Satellite Images Reveal El Fasher 'Slaughterhouse' After RSF Massacre
Satellite images show Sudanese city emptied after massacre

Satellite imagery has exposed the Sudanese city of El Fasher as a desolate "massive crime scene" following its capture by the paramilitary Rapid Support Forces (RSF), with evidence pointing to a systematic effort to conceal a large-scale massacre.

A City Transformed into a 'Slaughterhouse'

Analysis from the Yale Humanitarian Research Lab shows a chilling transformation. Where a bustling livestock market teemed with people, vehicles, and carts in November 2023, an image from 17 November 2025 shows no signs of life. Markets are now overgrown and all livestock appears to have been removed from the city, which was home to 1.5 million people before the war began in April 2023.

"It's beginning to look a lot like a slaughterhouse," said Nathaniel Raymond, director of the Yale lab. The city remains sealed off to outsiders, including UN war crimes investigators, forcing experts to rely on satellite evidence. This has revealed a network of newly dug pits, believed to be for mass burials or cremation, with large piles of corpses gathered in the streets awaiting disposal.

The Staggering Human Toll

While the final death toll is unclear, British MPs were privately briefed that at least 60,000 people have been murdered in El Fasher in a three-week period. Sarah Champion, chair of the Commons international development select committee, confirmed the shocking estimate.

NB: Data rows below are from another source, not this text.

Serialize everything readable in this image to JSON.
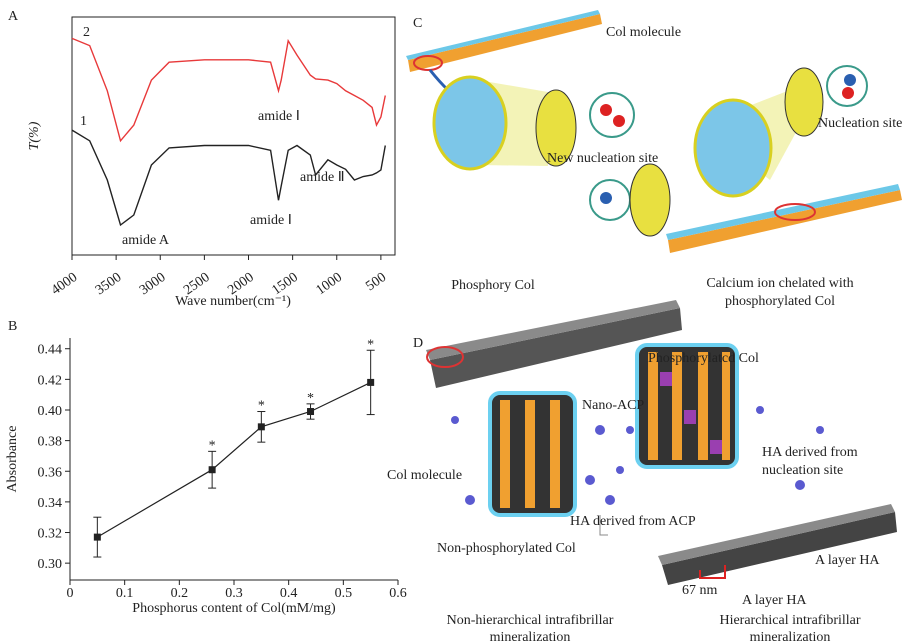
{
  "chart_data": [
    {
      "type": "line",
      "panel": "A",
      "ylabel": "T(%)",
      "xlabel": "Wave number(cm⁻¹)",
      "xlim": [
        4000,
        340
      ],
      "ylim": [
        0,
        100
      ],
      "xticks": [
        4000,
        3500,
        3000,
        2500,
        2000,
        1500,
        1000,
        500
      ],
      "x": [
        4000,
        3800,
        3600,
        3450,
        3300,
        3100,
        2900,
        2500,
        2000,
        1750,
        1660,
        1630,
        1550,
        1450,
        1300,
        1240,
        1100,
        1000,
        900,
        800,
        700,
        600,
        550,
        500,
        450
      ],
      "series": [
        {
          "name": "2",
          "color": "#e8393a",
          "values": [
            91,
            88,
            69,
            48,
            54.6,
            73.5,
            81,
            82,
            82,
            81,
            69,
            73.5,
            90,
            84,
            75.6,
            74,
            73.5,
            72,
            69,
            67,
            65,
            62,
            54.6,
            58,
            67
          ]
        },
        {
          "name": "1",
          "color": "#222222",
          "values": [
            52.5,
            48,
            31.5,
            12.6,
            16.8,
            37.8,
            45,
            46,
            46,
            44,
            23,
            29,
            44,
            46,
            42,
            33.6,
            40,
            37.8,
            36,
            31.5,
            33,
            33.6,
            34.5,
            35.7,
            46
          ]
        }
      ],
      "annotations": [
        "amide Ⅰ",
        "amide Ⅱ",
        "amide A",
        "amide Ⅰ"
      ]
    },
    {
      "type": "line",
      "panel": "B",
      "ylabel": "Absorbance",
      "xlabel": "Phosphorus content of Col(mM/mg)",
      "xlim": [
        0,
        0.6
      ],
      "ylim": [
        0.289,
        0.447
      ],
      "xticks": [
        0,
        0.1,
        0.2,
        0.3,
        0.4,
        0.5,
        0.6
      ],
      "yticks": [
        {
          "value": 0.3,
          "label": "0.30"
        },
        0.32,
        0.34,
        0.36,
        0.38,
        {
          "value": 0.4,
          "label": "0.40"
        },
        0.42,
        0.44
      ],
      "x": [
        0.05,
        0.26,
        0.35,
        0.44,
        0.55
      ],
      "values": [
        0.317,
        0.361,
        0.389,
        0.399,
        0.418
      ],
      "errors": [
        0.013,
        0.012,
        0.01,
        0.005,
        0.021
      ],
      "significance": [
        null,
        "*",
        "*",
        "*",
        "*"
      ],
      "color": "#222222"
    }
  ],
  "panel_c": {
    "label": "C",
    "col_molecule": "Col molecule",
    "new_nucleation_site": "New nucleation site",
    "nucleation_site": "Nucleation site",
    "phosphory_col": "Phosphory Col",
    "calcium_caption": [
      "Calcium ion chelated with",
      "phosphorylated Col"
    ]
  },
  "panel_d": {
    "label": "D",
    "phosphorylated_col": "Phosphorylatcd Col",
    "nano_acp": "Nano-ACP",
    "ha_nucleation": [
      "HA derived from",
      "nucleation site"
    ],
    "col_molecule": "Col molecule",
    "ha_acp": "HA derived from ACP",
    "non_phosphorylated_col": "Non-phosphorylated Col",
    "length": "67 nm",
    "layer_ha_1": "A layer HA",
    "layer_ha_2": "A layer HA",
    "non_hierarchical_caption": [
      "Non-hierarchical intrafibrillar",
      "mineralization"
    ],
    "hierarchical_caption": [
      "Hierarchical intrafibrillar",
      "mineralization"
    ]
  }
}
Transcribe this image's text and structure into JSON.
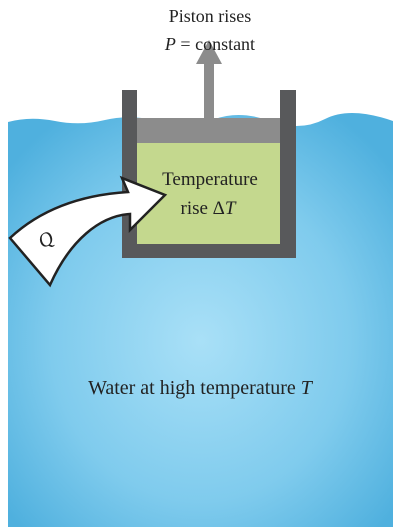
{
  "piston_label": {
    "line1": "Piston rises",
    "line2_parts": [
      "P",
      " = constant"
    ]
  },
  "gas_label": {
    "line1": "Temperature",
    "line2_parts": [
      "rise Δ",
      "T"
    ]
  },
  "heat_label": "Q",
  "water_label_parts": [
    "Water at high temperature ",
    "T"
  ]
}
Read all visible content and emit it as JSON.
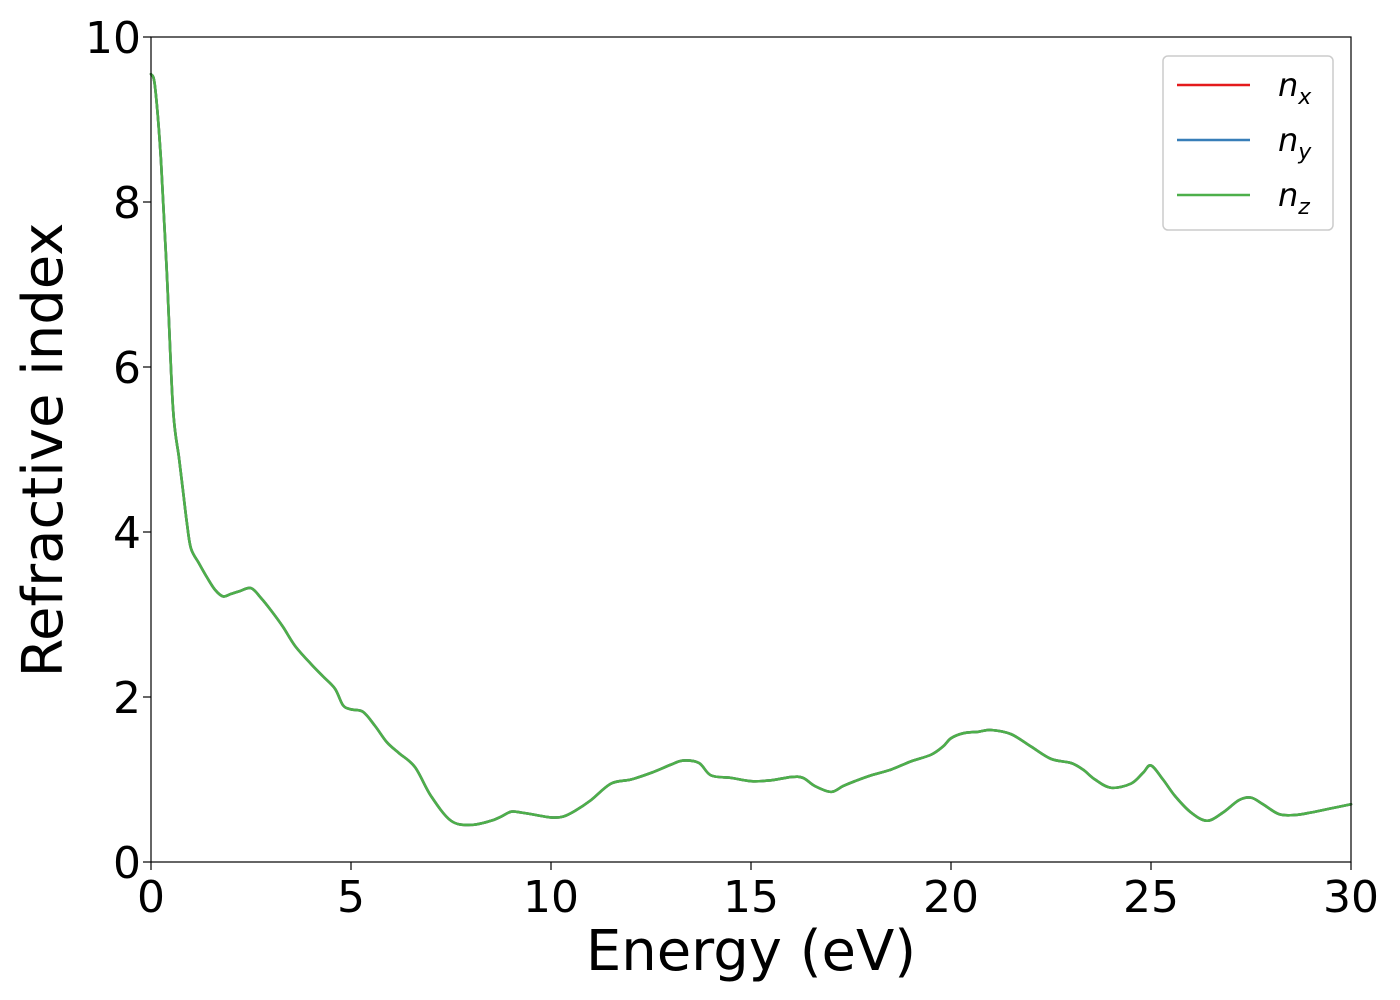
{
  "chart_data": {
    "type": "line",
    "xlabel": "Energy (eV)",
    "ylabel": "Refractive index",
    "xlim": [
      0,
      30
    ],
    "ylim": [
      0,
      10
    ],
    "x_ticks": [
      0,
      5,
      10,
      15,
      20,
      25,
      30
    ],
    "y_ticks": [
      0,
      2,
      4,
      6,
      8,
      10
    ],
    "grid": false,
    "legend_position": "top-right",
    "series": [
      {
        "name": "n_x",
        "base": "n",
        "sub": "x",
        "color": "#e41a1c",
        "x": [
          0,
          0.1,
          0.25,
          0.4,
          0.55,
          0.7,
          0.8,
          0.9,
          1.0,
          1.2,
          1.4,
          1.6,
          1.8,
          2.0,
          2.2,
          2.5,
          2.75,
          3.0,
          3.3,
          3.6,
          4.0,
          4.3,
          4.6,
          4.8,
          5.0,
          5.3,
          5.6,
          5.9,
          6.2,
          6.6,
          7.0,
          7.5,
          8.0,
          8.5,
          8.75,
          9.0,
          9.25,
          9.5,
          10.0,
          10.3,
          10.6,
          11.0,
          11.5,
          12.0,
          12.5,
          13.0,
          13.3,
          13.7,
          14.0,
          14.5,
          15.0,
          15.5,
          16.0,
          16.3,
          16.6,
          17.0,
          17.3,
          17.6,
          18.0,
          18.5,
          19.0,
          19.5,
          19.8,
          20.0,
          20.3,
          20.7,
          21.0,
          21.5,
          22.0,
          22.5,
          23.0,
          23.3,
          23.6,
          24.0,
          24.5,
          24.8,
          25.0,
          25.3,
          25.6,
          26.0,
          26.4,
          26.8,
          27.2,
          27.5,
          27.8,
          28.2,
          28.6,
          29.0,
          29.5,
          30.0
        ],
        "y": [
          9.55,
          9.4,
          8.5,
          7.1,
          5.5,
          4.9,
          4.5,
          4.1,
          3.8,
          3.62,
          3.45,
          3.3,
          3.22,
          3.25,
          3.28,
          3.32,
          3.2,
          3.05,
          2.85,
          2.62,
          2.4,
          2.25,
          2.1,
          1.9,
          1.85,
          1.82,
          1.65,
          1.45,
          1.32,
          1.15,
          0.8,
          0.5,
          0.45,
          0.5,
          0.55,
          0.61,
          0.6,
          0.58,
          0.54,
          0.55,
          0.62,
          0.75,
          0.95,
          1.0,
          1.08,
          1.18,
          1.23,
          1.2,
          1.05,
          1.02,
          0.98,
          0.99,
          1.03,
          1.02,
          0.92,
          0.85,
          0.92,
          0.98,
          1.05,
          1.12,
          1.22,
          1.3,
          1.4,
          1.5,
          1.56,
          1.58,
          1.6,
          1.55,
          1.4,
          1.25,
          1.2,
          1.12,
          1.0,
          0.9,
          0.95,
          1.08,
          1.17,
          1.0,
          0.8,
          0.6,
          0.5,
          0.6,
          0.75,
          0.78,
          0.7,
          0.58,
          0.57,
          0.6,
          0.65,
          0.7
        ]
      },
      {
        "name": "n_y",
        "base": "n",
        "sub": "y",
        "color": "#377eb8",
        "x": [
          0,
          0.1,
          0.25,
          0.4,
          0.55,
          0.7,
          0.8,
          0.9,
          1.0,
          1.2,
          1.4,
          1.6,
          1.8,
          2.0,
          2.2,
          2.5,
          2.75,
          3.0,
          3.3,
          3.6,
          4.0,
          4.3,
          4.6,
          4.8,
          5.0,
          5.3,
          5.6,
          5.9,
          6.2,
          6.6,
          7.0,
          7.5,
          8.0,
          8.5,
          8.75,
          9.0,
          9.25,
          9.5,
          10.0,
          10.3,
          10.6,
          11.0,
          11.5,
          12.0,
          12.5,
          13.0,
          13.3,
          13.7,
          14.0,
          14.5,
          15.0,
          15.5,
          16.0,
          16.3,
          16.6,
          17.0,
          17.3,
          17.6,
          18.0,
          18.5,
          19.0,
          19.5,
          19.8,
          20.0,
          20.3,
          20.7,
          21.0,
          21.5,
          22.0,
          22.5,
          23.0,
          23.3,
          23.6,
          24.0,
          24.5,
          24.8,
          25.0,
          25.3,
          25.6,
          26.0,
          26.4,
          26.8,
          27.2,
          27.5,
          27.8,
          28.2,
          28.6,
          29.0,
          29.5,
          30.0
        ],
        "y": [
          9.55,
          9.4,
          8.5,
          7.1,
          5.5,
          4.9,
          4.5,
          4.1,
          3.8,
          3.62,
          3.45,
          3.3,
          3.22,
          3.25,
          3.28,
          3.32,
          3.2,
          3.05,
          2.85,
          2.62,
          2.4,
          2.25,
          2.1,
          1.9,
          1.85,
          1.82,
          1.65,
          1.45,
          1.32,
          1.15,
          0.8,
          0.5,
          0.45,
          0.5,
          0.55,
          0.61,
          0.6,
          0.58,
          0.54,
          0.55,
          0.62,
          0.75,
          0.95,
          1.0,
          1.08,
          1.18,
          1.23,
          1.2,
          1.05,
          1.02,
          0.98,
          0.99,
          1.03,
          1.02,
          0.92,
          0.85,
          0.92,
          0.98,
          1.05,
          1.12,
          1.22,
          1.3,
          1.4,
          1.5,
          1.56,
          1.58,
          1.6,
          1.55,
          1.4,
          1.25,
          1.2,
          1.12,
          1.0,
          0.9,
          0.95,
          1.08,
          1.17,
          1.0,
          0.8,
          0.6,
          0.5,
          0.6,
          0.75,
          0.78,
          0.7,
          0.58,
          0.57,
          0.6,
          0.65,
          0.7
        ]
      },
      {
        "name": "n_z",
        "base": "n",
        "sub": "z",
        "color": "#4daf4a",
        "x": [
          0,
          0.1,
          0.25,
          0.4,
          0.55,
          0.7,
          0.8,
          0.9,
          1.0,
          1.2,
          1.4,
          1.6,
          1.8,
          2.0,
          2.2,
          2.5,
          2.75,
          3.0,
          3.3,
          3.6,
          4.0,
          4.3,
          4.6,
          4.8,
          5.0,
          5.3,
          5.6,
          5.9,
          6.2,
          6.6,
          7.0,
          7.5,
          8.0,
          8.5,
          8.75,
          9.0,
          9.25,
          9.5,
          10.0,
          10.3,
          10.6,
          11.0,
          11.5,
          12.0,
          12.5,
          13.0,
          13.3,
          13.7,
          14.0,
          14.5,
          15.0,
          15.5,
          16.0,
          16.3,
          16.6,
          17.0,
          17.3,
          17.6,
          18.0,
          18.5,
          19.0,
          19.5,
          19.8,
          20.0,
          20.3,
          20.7,
          21.0,
          21.5,
          22.0,
          22.5,
          23.0,
          23.3,
          23.6,
          24.0,
          24.5,
          24.8,
          25.0,
          25.3,
          25.6,
          26.0,
          26.4,
          26.8,
          27.2,
          27.5,
          27.8,
          28.2,
          28.6,
          29.0,
          29.5,
          30.0
        ],
        "y": [
          9.55,
          9.4,
          8.5,
          7.1,
          5.5,
          4.9,
          4.5,
          4.1,
          3.8,
          3.62,
          3.45,
          3.3,
          3.22,
          3.25,
          3.28,
          3.32,
          3.2,
          3.05,
          2.85,
          2.62,
          2.4,
          2.25,
          2.1,
          1.9,
          1.85,
          1.82,
          1.65,
          1.45,
          1.32,
          1.15,
          0.8,
          0.5,
          0.45,
          0.5,
          0.55,
          0.61,
          0.6,
          0.58,
          0.54,
          0.55,
          0.62,
          0.75,
          0.95,
          1.0,
          1.08,
          1.18,
          1.23,
          1.2,
          1.05,
          1.02,
          0.98,
          0.99,
          1.03,
          1.02,
          0.92,
          0.85,
          0.92,
          0.98,
          1.05,
          1.12,
          1.22,
          1.3,
          1.4,
          1.5,
          1.56,
          1.58,
          1.6,
          1.55,
          1.4,
          1.25,
          1.2,
          1.12,
          1.0,
          0.9,
          0.95,
          1.08,
          1.17,
          1.0,
          0.8,
          0.6,
          0.5,
          0.6,
          0.75,
          0.78,
          0.7,
          0.58,
          0.57,
          0.6,
          0.65,
          0.7
        ]
      }
    ]
  }
}
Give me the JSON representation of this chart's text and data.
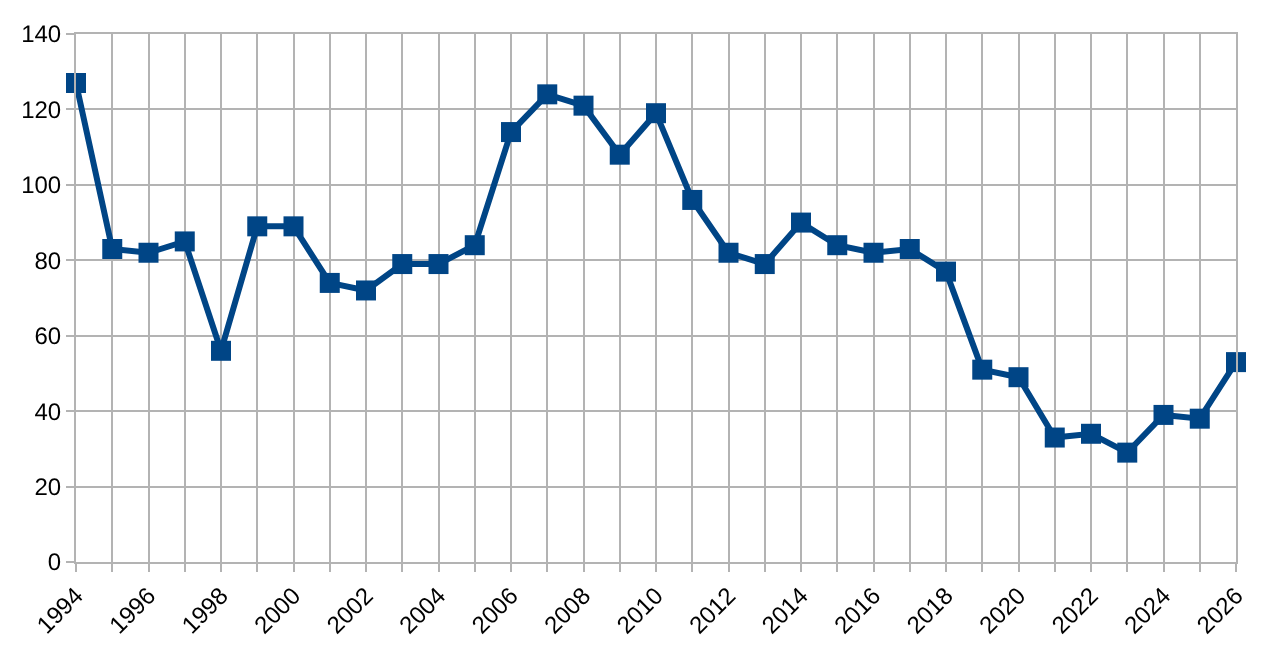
{
  "chart_data": {
    "type": "line",
    "x": [
      1994,
      1995,
      1996,
      1997,
      1998,
      1999,
      2000,
      2001,
      2002,
      2003,
      2004,
      2005,
      2006,
      2007,
      2008,
      2009,
      2010,
      2011,
      2012,
      2013,
      2014,
      2015,
      2016,
      2017,
      2018,
      2019,
      2020,
      2021,
      2022,
      2023,
      2024,
      2025,
      2026
    ],
    "series": [
      {
        "color": "#004586",
        "values": [
          127,
          83,
          82,
          85,
          56,
          89,
          89,
          74,
          72,
          79,
          79,
          84,
          114,
          124,
          121,
          108,
          119,
          96,
          82,
          79,
          90,
          84,
          82,
          83,
          77,
          51,
          49,
          33,
          34,
          29,
          39,
          38,
          53
        ]
      }
    ],
    "xlim": [
      1994,
      2026
    ],
    "xticks": [
      1994,
      {
        "value": 1995,
        "label": null
      },
      1996,
      {
        "value": 1997,
        "label": null
      },
      1998,
      {
        "value": 1999,
        "label": null
      },
      2000,
      {
        "value": 2001,
        "label": null
      },
      2002,
      {
        "value": 2003,
        "label": null
      },
      2004,
      {
        "value": 2005,
        "label": null
      },
      2006,
      {
        "value": 2007,
        "label": null
      },
      2008,
      {
        "value": 2009,
        "label": null
      },
      2010,
      {
        "value": 2011,
        "label": null
      },
      2012,
      {
        "value": 2013,
        "label": null
      },
      2014,
      {
        "value": 2015,
        "label": null
      },
      2016,
      {
        "value": 2017,
        "label": null
      },
      2018,
      {
        "value": 2019,
        "label": null
      },
      2020,
      {
        "value": 2021,
        "label": null
      },
      2022,
      {
        "value": 2023,
        "label": null
      },
      2024,
      {
        "value": 2025,
        "label": null
      },
      2026
    ],
    "ylim": [
      0,
      140
    ],
    "yticks": [
      0,
      20,
      40,
      60,
      80,
      100,
      120,
      140
    ],
    "grid": true,
    "legend": false,
    "marker": "square",
    "line_style": "solid"
  }
}
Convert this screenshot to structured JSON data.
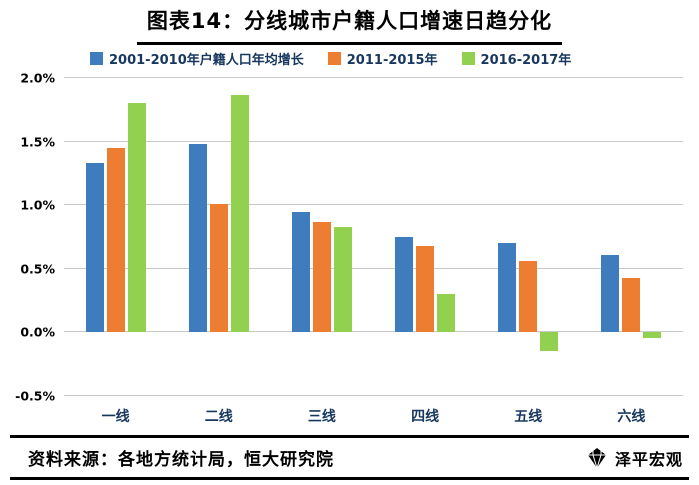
{
  "title": "图表14：分线城市户籍人口增速日趋分化",
  "chart_data": {
    "type": "bar",
    "title": "图表14：分线城市户籍人口增速日趋分化",
    "categories": [
      "一线",
      "二线",
      "三线",
      "四线",
      "五线",
      "六线"
    ],
    "series": [
      {
        "name": "2001-2010年户籍人口年均增长",
        "color": "#3E7CBE",
        "values": [
          1.33,
          1.48,
          0.95,
          0.75,
          0.7,
          0.61
        ]
      },
      {
        "name": "2011-2015年",
        "color": "#ED7D31",
        "values": [
          1.45,
          1.01,
          0.87,
          0.68,
          0.56,
          0.43
        ]
      },
      {
        "name": "2016-2017年",
        "color": "#92D050",
        "values": [
          1.8,
          1.87,
          0.83,
          0.3,
          -0.15,
          -0.04
        ]
      }
    ],
    "ylim": [
      -0.5,
      2.0
    ],
    "yticks": [
      {
        "label": "2.0%",
        "value": 2.0
      },
      {
        "label": "1.5%",
        "value": 1.5
      },
      {
        "label": "1.0%",
        "value": 1.0
      },
      {
        "label": "0.5%",
        "value": 0.5
      },
      {
        "label": "0.0%",
        "value": 0.0
      },
      {
        "label": "-0.5%",
        "value": -0.5
      }
    ],
    "grid": true,
    "legend_position": "top",
    "xlabel": "",
    "ylabel": ""
  },
  "footer": {
    "source": "资料来源：各地方统计局，恒大研究院"
  },
  "logo": {
    "text": "泽平宏观"
  }
}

Perhaps even more alarming is the fate of up to 150,000 residents who remain unaccounted for since the RSF overran the city, the army's last major stronghold in Darfur, on 26 October 2025. They are not thought to have fled, leading to grim speculation. Some sources describe small numbers being held in detention centres, but this does not explain the vast majority missing.

Human rights experts now believe the atrocities in El Fasher are likely the worst single war crime of the Sudanese civil war, a conflict already characterised by mass atrocities and ethnic cleansing. Over 32 months, the war has killed as many as 400,000 people and displaced almost 13 million, creating the world's biggest humanitarian crisis.

Blocked Aid and Famine Conditions

Despite pledging access, the RSF has refused to allow the UN or humanitarian organisations into El Fasher to deliver aid or investigate. Aid convoys are stuck on standby in nearby towns as negotiations for safety guarantees fail. A UN source stated there is currently no guarantee of safe passage for civilians or aid workers.

This blockade is catastrophic as the city has been declared to be in famine, with "staggering" levels of malnutrition reported among those who managed to escape. The need for assistance is deemed critical.

The report also highlights renewed calls for investigation into an RSF attack on the Zamzam displacement camp six months earlier. A new Amnesty International report documents how the RSF targeted civilians and destroyed infrastructure there, warranting war crimes investigations.

With the city locked down and evidence being actively destroyed, the full horror of what happened in El Fasher may never be fully known, but satellite images paint a picture of a city emptied and scarred by unimaginable violence.